By Zachary Stone
Hedera Network has halted all access to its wallet and app, creating panic among users. The step was taken to enable the network investigate a suspected compromise of its smart contract.
Hedera says it will turn off all network proxies on its mainnet during the investigation process. Users of Hedera-based decentralized exchange Saucerswap have been told to withdraw their liquidity from the exchange pending completion of the investigation.
The network says this step is necessary to protect users from any possible loss. So far, there’s no record of any fund losses, but care is being taken with “an abundance of caution for users.” Hedera stated on 9 March that there’s a possible attack exploiting some smart contract issues the network was facing.
Exploit Hitting Hedera
As the investigation is going on, blockchain security company Ignas has given insight into the issue. The company stated in a tweet that there was an ongoing exploit hitting Hedera. The exploit was said to be affecting all Hedera dApps using Hedera Token Service (HTS), like LP tokens or wrapped tokens.
1/ There's an ongoing exploit hitting Hedera.
— Ignas | DeFi Research (@DefiIgnas) March 9, 2023
All Hedera dApps using Hedera Token Service (HTS), like LP tokens or wrapped tokens are affected.
The exploit is targeting the decompiling process in smart contracts.
Advice: "Get your funds out now." pic.twitter.com/H5jOhLg9od
According to information gathered by Ignas, “The exploit is targeting the decompiling process in smart contracts. Bridged tokens have been frozen by Hashport so users can’t bridge to other chains now.” As other projects such as Heliswap, and Pangolin were under risk, the Hedera team said it was in touch with such projects to ensure no risk is posed to their users.

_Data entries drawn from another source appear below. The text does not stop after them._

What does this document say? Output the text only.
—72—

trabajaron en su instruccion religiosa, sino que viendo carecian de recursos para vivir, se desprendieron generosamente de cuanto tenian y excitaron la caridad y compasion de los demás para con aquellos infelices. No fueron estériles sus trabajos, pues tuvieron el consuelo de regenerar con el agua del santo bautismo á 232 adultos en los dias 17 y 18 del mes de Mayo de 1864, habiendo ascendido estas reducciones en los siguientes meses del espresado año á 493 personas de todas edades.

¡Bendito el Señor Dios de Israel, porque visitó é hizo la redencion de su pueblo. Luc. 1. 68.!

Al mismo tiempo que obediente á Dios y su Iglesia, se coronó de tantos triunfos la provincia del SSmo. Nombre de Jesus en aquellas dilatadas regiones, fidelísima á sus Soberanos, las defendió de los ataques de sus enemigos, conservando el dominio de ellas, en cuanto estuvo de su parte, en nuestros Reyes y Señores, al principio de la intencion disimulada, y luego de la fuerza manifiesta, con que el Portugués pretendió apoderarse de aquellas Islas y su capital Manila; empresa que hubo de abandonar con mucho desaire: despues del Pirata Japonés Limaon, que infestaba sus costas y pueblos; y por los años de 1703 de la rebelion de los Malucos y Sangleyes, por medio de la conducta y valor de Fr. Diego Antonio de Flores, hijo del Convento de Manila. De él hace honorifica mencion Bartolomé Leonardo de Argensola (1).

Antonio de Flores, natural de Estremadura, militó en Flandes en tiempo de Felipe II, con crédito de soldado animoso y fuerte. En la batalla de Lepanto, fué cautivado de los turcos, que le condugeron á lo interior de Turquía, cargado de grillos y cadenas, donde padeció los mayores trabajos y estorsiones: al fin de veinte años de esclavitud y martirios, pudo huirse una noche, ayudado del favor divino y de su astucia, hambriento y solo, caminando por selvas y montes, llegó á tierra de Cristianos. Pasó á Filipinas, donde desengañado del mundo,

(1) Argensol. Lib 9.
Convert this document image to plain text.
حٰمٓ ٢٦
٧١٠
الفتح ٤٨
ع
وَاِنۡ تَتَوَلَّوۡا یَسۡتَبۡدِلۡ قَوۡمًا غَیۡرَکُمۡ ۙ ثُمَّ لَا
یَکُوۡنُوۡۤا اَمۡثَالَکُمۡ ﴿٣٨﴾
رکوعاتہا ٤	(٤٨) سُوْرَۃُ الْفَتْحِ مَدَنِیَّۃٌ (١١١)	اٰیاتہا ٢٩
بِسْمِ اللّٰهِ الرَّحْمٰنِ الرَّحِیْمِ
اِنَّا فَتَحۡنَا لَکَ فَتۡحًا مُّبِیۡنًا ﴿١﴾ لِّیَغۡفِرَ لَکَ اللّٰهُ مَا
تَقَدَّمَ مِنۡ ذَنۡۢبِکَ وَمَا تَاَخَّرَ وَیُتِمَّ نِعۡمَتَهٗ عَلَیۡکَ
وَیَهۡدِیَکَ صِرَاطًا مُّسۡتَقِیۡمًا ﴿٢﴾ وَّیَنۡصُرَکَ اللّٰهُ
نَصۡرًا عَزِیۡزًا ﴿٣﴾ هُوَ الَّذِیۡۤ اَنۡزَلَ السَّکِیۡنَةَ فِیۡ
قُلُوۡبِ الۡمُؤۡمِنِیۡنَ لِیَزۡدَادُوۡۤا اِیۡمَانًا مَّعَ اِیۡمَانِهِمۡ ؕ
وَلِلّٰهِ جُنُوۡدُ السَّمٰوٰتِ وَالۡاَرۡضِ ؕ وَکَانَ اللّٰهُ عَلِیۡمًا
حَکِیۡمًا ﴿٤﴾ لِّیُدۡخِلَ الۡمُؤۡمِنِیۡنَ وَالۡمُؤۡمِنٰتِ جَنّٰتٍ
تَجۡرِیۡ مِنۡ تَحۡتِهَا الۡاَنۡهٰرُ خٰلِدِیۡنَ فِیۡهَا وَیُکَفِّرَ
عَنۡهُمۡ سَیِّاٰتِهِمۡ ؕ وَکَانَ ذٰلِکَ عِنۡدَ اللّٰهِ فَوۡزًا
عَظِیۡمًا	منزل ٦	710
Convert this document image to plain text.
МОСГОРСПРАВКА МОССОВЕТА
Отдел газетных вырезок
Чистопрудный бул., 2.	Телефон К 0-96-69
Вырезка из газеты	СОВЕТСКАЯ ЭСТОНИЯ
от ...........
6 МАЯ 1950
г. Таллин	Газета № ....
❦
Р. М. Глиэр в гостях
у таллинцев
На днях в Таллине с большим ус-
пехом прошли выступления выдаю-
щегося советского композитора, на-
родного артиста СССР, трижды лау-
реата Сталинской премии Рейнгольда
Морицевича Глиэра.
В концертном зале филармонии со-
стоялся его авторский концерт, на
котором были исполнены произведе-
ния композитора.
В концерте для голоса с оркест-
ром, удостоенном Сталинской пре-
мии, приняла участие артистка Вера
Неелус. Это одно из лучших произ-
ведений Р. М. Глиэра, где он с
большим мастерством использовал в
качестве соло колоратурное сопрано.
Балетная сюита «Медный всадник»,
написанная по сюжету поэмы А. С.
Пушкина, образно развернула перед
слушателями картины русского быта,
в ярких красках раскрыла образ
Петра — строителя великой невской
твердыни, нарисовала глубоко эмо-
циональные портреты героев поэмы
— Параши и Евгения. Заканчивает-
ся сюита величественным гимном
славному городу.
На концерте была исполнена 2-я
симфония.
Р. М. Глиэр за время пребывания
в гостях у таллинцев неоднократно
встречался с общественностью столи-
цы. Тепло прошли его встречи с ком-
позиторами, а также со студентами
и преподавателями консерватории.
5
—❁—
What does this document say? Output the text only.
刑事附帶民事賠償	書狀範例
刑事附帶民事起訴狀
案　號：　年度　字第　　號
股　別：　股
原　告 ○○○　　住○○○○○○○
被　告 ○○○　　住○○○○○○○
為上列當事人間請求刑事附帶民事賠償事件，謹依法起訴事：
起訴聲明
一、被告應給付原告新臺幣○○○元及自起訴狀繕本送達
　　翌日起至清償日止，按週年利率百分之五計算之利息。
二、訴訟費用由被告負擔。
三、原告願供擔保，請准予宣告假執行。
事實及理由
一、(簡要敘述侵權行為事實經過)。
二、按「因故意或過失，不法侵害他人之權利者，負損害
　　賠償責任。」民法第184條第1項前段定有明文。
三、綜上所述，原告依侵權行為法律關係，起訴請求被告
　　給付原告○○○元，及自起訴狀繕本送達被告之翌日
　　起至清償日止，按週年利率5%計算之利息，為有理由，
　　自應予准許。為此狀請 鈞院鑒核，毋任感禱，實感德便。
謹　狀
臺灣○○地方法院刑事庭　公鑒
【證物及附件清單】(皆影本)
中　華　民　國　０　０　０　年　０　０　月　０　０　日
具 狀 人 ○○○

At the moment, users cannot access their wallets or apps until further notice. Users of decentralized exchanges based on Hedera also cannot access or use such platforms, pending when the investigation is completed. The mainnet however will continue to run and is confirming blocks in spite of the shutdown.
Users Outraged
The sudden shutdown has generated outrage and panic in the community of users. Users are now wondering if Hedera is committed to completing the decentralization of its network as they initially promised- something that could reduce the chances of this kind of exploits. They wonder if the community is indeed in control of the network or it is only in the hands of a few.
The doubt is mainly because Hedera controlled the proxies initially, but promised to handover the control to council members. The network’s unique design uses the fast, fair, and secure hashgraph consensus mechanism. Along side Solidity-based smart contracts and native tokenization and consensus services, the network is used to build decentralized applications.
Attackers exploiting weaknesses in smart contracts is a common occurrence within the crypto space and many other projects such as cross-chain bridges have suffered such in the past. Examples are Wormhole, Ronin Bridge, Water Bridge, and Wintermute, all of which amounted to over a billion dollars in stolen funds. Will Hedera’s be different?